Thursday, June 7, 2007

Diplomas, Advanced Diplomas, Degrees and Doctorates

In a huge shake up for the industry, the APM Group have given the first hints of what is to come with regard to their ITIL certification program. In what can only be described as a bold move the APM Groups appointed Examination panel – chaired by the Chief of all things ITIL – Sharon Taylor – have unveiled their points based ITIL Certification scheme that culminates in the Advanced Service Management Diploma. Below the Advanced Diploma is a “Diploma in Service Management”.

The Advanced Diploma may well be out of the reach of mere mortals; it looks as if holding the Advanced certificate will mean that you either wrote ITIL or you are good enough to be asked to write ITIL or you’ve been a key player for many (many) years. The Advanced Diploma sounds as if it could be a “by invitation only” – perhaps a secret handshake as well.

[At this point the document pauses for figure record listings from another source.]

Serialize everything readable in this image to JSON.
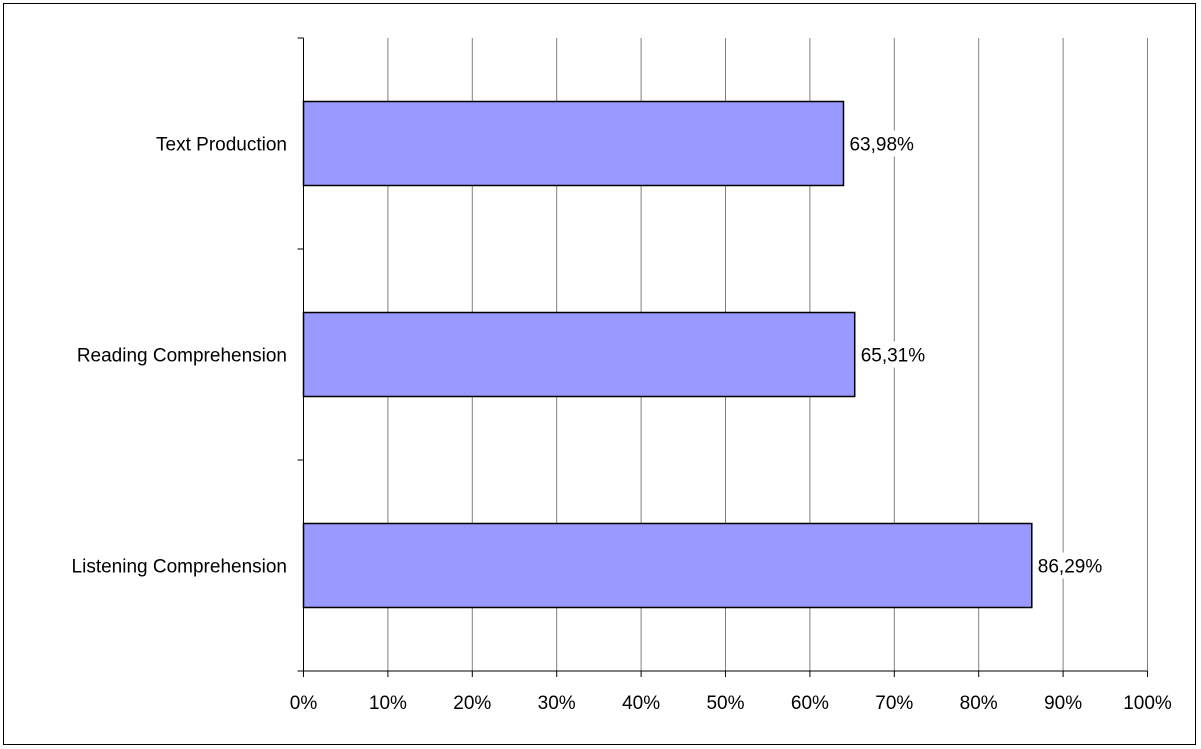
{
  "chart_data": {
    "type": "bar",
    "orientation": "horizontal",
    "categories": [
      "Text Production",
      "Reading Comprehension",
      "Listening Comprehension"
    ],
    "values": [
      63.98,
      65.31,
      86.29
    ],
    "value_labels": [
      "63,98%",
      "65,31%",
      "86,29%"
    ],
    "xlim": [
      0,
      100
    ],
    "x_ticks": [
      0,
      10,
      20,
      30,
      40,
      50,
      60,
      70,
      80,
      90,
      100
    ],
    "x_tick_labels": [
      "0%",
      "10%",
      "20%",
      "30%",
      "40%",
      "50%",
      "60%",
      "70%",
      "80%",
      "90%",
      "100%"
    ],
    "title": "",
    "xlabel": "",
    "ylabel": "",
    "grid": "vertical",
    "legend": "none",
    "bar_color": "#9999ff",
    "bar_edge_color": "#000000"
  }
}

It is the Diploma in Service Management for most of us. Your existing v2 Qualifications can be used as credits towards the (current thinking) 22 points required to be awarded the Diploma. The Diploma is earned by accumulating enough points.

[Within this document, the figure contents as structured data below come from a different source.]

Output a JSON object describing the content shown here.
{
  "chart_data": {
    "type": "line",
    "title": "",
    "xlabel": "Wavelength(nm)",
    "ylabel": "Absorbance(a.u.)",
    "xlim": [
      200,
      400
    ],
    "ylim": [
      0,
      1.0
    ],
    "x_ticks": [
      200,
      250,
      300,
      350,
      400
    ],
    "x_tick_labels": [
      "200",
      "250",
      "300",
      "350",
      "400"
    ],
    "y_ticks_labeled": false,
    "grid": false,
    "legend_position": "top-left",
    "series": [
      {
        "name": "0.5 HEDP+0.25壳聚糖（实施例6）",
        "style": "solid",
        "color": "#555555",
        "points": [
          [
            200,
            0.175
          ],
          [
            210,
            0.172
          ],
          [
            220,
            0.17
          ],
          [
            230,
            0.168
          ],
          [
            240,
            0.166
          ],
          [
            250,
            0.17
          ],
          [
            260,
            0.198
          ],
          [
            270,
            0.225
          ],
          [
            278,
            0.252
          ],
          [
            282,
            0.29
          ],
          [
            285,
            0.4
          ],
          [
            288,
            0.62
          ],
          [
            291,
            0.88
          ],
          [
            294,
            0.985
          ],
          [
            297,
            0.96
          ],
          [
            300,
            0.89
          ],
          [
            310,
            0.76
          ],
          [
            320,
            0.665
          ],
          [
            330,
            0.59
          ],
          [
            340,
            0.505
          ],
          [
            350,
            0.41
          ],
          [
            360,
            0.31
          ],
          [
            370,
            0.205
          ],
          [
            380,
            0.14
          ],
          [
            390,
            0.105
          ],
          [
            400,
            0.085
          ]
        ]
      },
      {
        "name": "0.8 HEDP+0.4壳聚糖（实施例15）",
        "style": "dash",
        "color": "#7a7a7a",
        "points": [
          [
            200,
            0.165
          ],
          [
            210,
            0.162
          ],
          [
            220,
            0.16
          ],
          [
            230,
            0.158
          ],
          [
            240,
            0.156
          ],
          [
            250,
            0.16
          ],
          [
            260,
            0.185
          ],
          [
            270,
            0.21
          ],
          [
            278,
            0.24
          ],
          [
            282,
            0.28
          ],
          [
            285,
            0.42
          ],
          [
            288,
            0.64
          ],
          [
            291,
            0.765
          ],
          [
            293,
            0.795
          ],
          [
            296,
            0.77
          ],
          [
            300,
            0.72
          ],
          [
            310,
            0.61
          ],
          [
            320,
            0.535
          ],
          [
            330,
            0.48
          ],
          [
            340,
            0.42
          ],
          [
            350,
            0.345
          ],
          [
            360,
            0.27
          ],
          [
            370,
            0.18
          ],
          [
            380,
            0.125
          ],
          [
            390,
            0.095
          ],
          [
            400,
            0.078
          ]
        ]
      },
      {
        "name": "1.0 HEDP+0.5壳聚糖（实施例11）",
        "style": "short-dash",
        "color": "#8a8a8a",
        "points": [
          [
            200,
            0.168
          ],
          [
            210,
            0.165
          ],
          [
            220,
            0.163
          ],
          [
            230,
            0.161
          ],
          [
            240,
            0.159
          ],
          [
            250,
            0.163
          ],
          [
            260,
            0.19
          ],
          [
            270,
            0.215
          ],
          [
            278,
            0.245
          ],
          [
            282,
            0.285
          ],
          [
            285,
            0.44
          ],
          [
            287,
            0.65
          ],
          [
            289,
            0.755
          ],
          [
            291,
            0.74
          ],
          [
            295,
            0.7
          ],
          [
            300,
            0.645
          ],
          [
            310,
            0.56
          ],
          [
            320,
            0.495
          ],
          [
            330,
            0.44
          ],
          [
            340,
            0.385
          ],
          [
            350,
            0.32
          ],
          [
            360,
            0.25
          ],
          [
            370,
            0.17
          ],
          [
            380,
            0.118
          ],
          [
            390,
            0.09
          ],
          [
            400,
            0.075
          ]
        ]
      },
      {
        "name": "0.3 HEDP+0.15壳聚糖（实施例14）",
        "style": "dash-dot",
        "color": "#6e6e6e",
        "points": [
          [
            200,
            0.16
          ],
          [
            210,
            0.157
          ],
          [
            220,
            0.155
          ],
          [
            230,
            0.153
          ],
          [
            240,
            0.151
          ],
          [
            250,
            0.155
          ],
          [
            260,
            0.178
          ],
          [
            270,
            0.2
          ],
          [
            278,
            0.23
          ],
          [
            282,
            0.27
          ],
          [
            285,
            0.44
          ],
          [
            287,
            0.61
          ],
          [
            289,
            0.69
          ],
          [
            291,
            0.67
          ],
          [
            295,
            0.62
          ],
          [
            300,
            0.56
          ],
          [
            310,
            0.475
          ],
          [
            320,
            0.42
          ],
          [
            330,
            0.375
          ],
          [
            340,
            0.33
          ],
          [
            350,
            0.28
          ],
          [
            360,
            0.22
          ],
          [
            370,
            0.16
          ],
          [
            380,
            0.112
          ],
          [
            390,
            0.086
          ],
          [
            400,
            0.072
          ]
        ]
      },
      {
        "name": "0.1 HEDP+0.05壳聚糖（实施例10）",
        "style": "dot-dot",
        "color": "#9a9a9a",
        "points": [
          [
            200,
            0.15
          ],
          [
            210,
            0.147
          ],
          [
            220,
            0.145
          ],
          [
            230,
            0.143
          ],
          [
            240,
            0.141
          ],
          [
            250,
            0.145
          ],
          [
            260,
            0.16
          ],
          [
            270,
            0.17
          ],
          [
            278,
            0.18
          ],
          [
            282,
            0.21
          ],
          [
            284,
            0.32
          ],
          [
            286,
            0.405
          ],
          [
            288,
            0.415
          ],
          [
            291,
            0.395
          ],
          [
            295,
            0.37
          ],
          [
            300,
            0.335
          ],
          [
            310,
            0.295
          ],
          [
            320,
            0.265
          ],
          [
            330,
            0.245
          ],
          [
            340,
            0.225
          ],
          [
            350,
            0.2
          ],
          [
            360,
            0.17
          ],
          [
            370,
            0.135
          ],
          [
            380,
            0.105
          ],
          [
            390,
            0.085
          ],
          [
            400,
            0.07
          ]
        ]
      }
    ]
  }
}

1.5 points for your existing v2 Foundation, 15 points for your v2 Managers certificate, 3.75 points for an existing Clustered Practitioner and 1 point for a single Practitioner. There will be 0.5 points for passing the v2 to v3 Foundation upgrade exam.

The new v3 Foundation will be worth 2 points and there will be 3 points per exam, per book in the Core of ITIL. The examination panel is pushing the clustered approach for practitioners – with a to be created set of service capability programs.

There will be a “capping” course and Exam in the Service Lifecycle (worth 5 points) that all of us will have to do if we want to get the Diploma (so for those of you with Foundation, Managers and a few clustered practitioners behind you – you will still need to do the 5 day Service lifecycle course).

So, it is big change ahead for Education. We should remember that the new program outlined is under the control of the APM Group. As the “official” accreditor for the OGC they will manage the program once it is endorsed by the Examination Panel (the panel includes Exin, ISEB, APMG, Sharon Taylor and other notables that have been invited). Once approved then the program becomes law for ITIL v3 and it will be interesting to see how Exin and ISEB actually present to the marketplace.